Earlier this year when LG launched the G6, the world was awed for a moment, but the limelight was quickly taken away by the Samsung Galaxy S8. Almost six months have passed since and the company is now back with a new flagship, called the LG V30. Unlike the LG G6, the V30 isn't held back by its performance, and packs the widely used Qualcomm Snapdragon 835 SoC. However, it's not just the performance, the V30 looks a far more like a diligent effort from the company, and from the little time we spent with the phone, it seems like LG might have a true flagship in its hands.
Let’s start with the display first, which is now bigger and at 6-inches is just a few millimetres smaller than Samsung’s newly announced Galaxy Note 8. The OLED display offers superb colour reproduction and is quite bright. Combined with the 2K resolution and super thin bezels, the phone is extremely good looking. The smaller bezels have also made the phone easier to hold and I reckon this might be the most ergonomic 6-inch smartphone out there, although the Samsung Galaxy Note 8 lies pretty much in the same space. LG has also finally curved the display (technically) and the phone actually uses 2.5D curved glass, instead of the flat panel used on the LG G6.
Coming to the performance, the phone felt fast enough during the short time we used it. But with a Snapdragon 835 inside and 4GB of RAM, we weren't expecting anything less anyway. The device runs on Android 7.1.2 out of the box, which seems like a missed opportunity, since Sony announced the Xperia XZ1 and XZ1 Compact today, with Android Oreo out of the box. Besides the latest Snapdragon chipset, the LG V30 features 64GB UFS 2.0 storage, which is supposed to be faster in terms of data transfers, but that is something we will look into once LG brings the phone to India.
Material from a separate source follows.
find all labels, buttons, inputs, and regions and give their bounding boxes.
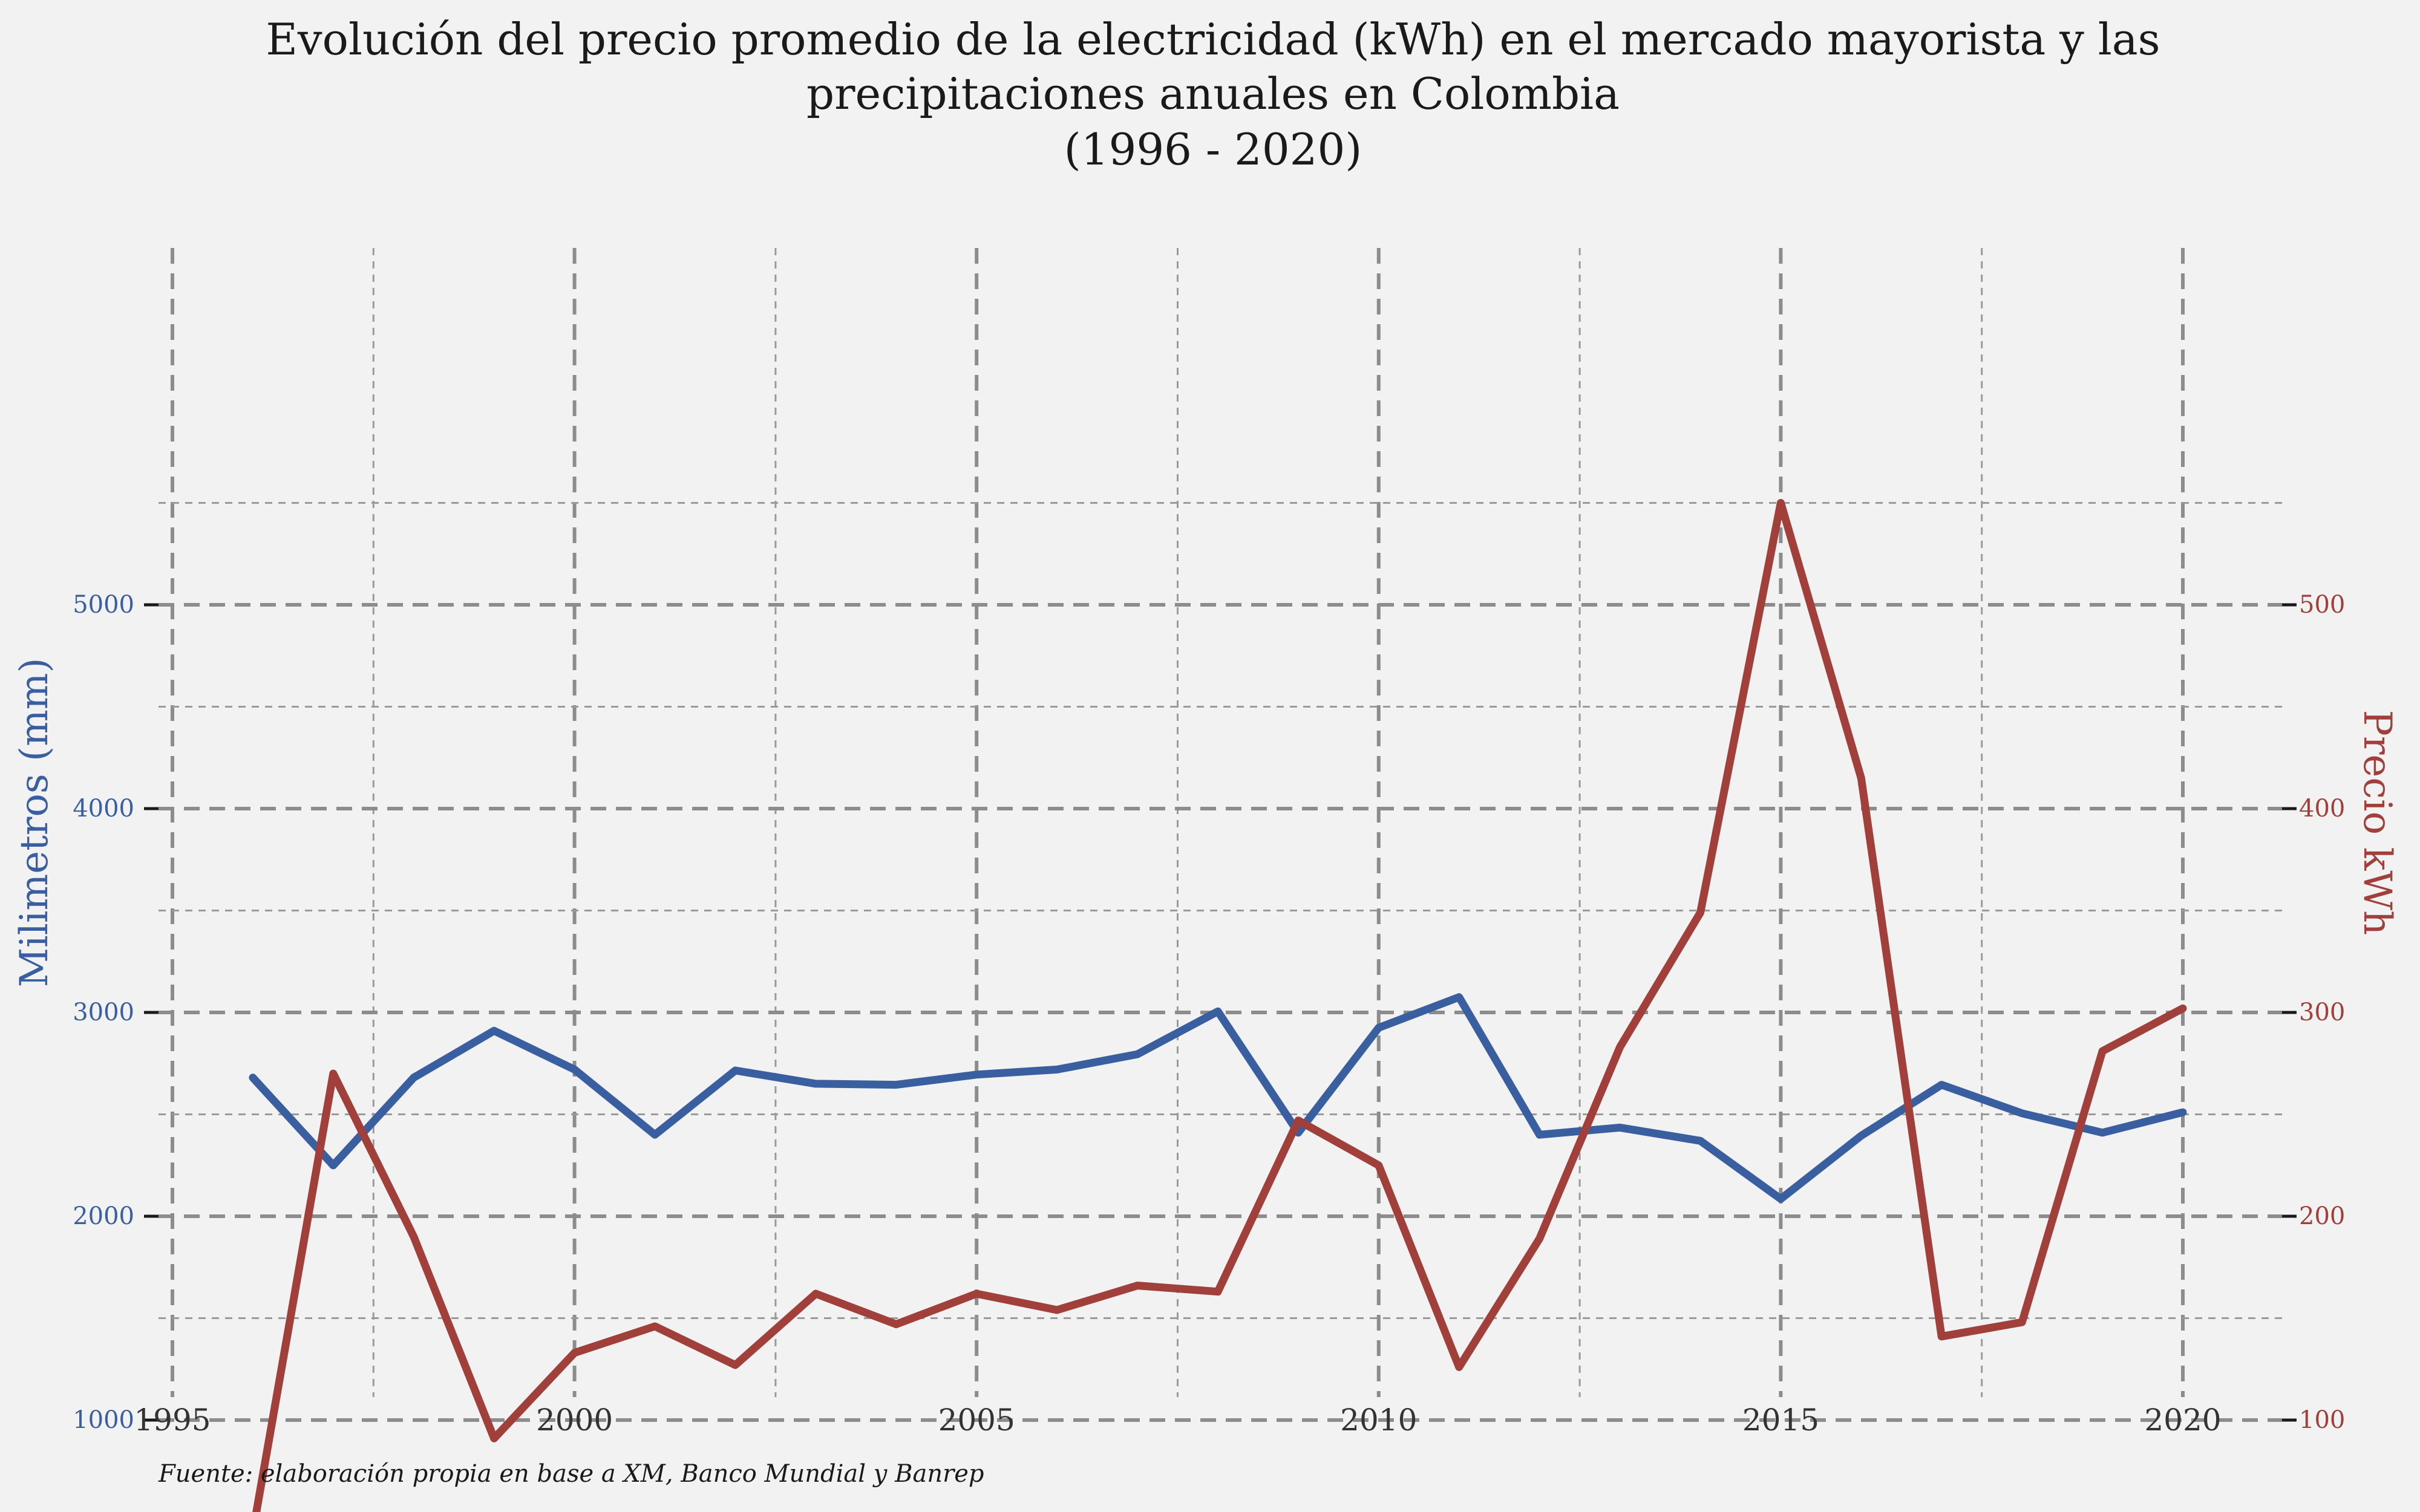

The other big thing LG talked about is the new dual-16MP rear camera, which is the world’s first to feature a f/1.6 aperture. Technically, this should give the LG V30 an upper hand in low light photography, but in the short time we spent with the phone, we didn't get the chance to experience the low light capabilities of the camera first hand. However, we did take a couple of pictures using the phone and we're almost certain that the V30 has a better camera than the LG G6. Accompanying the primary camera, there is a 13MP wide angle camera as well.
LG has also bettered the camera algorithm and it is now more at ease during shooting videos and when you scroll through zoom, the shift of focus is now less jerky. With the 4K capabilities on board, the LG V30 might just turn the tables on its competitors and may come out to be the best camera phone today. Although, that is something we will be testing during our detailed review after LG launches the phone in India.
We also tried the quad-DAC powered audio output, which is again better than most smartphones out there and is certainly comparable to what we have seen on the HTC U11. The 3300mAh battery is supposed to the run the phone for a day, but considering that the device has a 2K 6-inch display, we aren't very sure about LG’s claim.
Overall, we think LG has done a fabulous job with the LG V30 and is the right successor to the LG G6. It has the potential to be the king of the hill, but it would be interesting to see how LG prices it in India.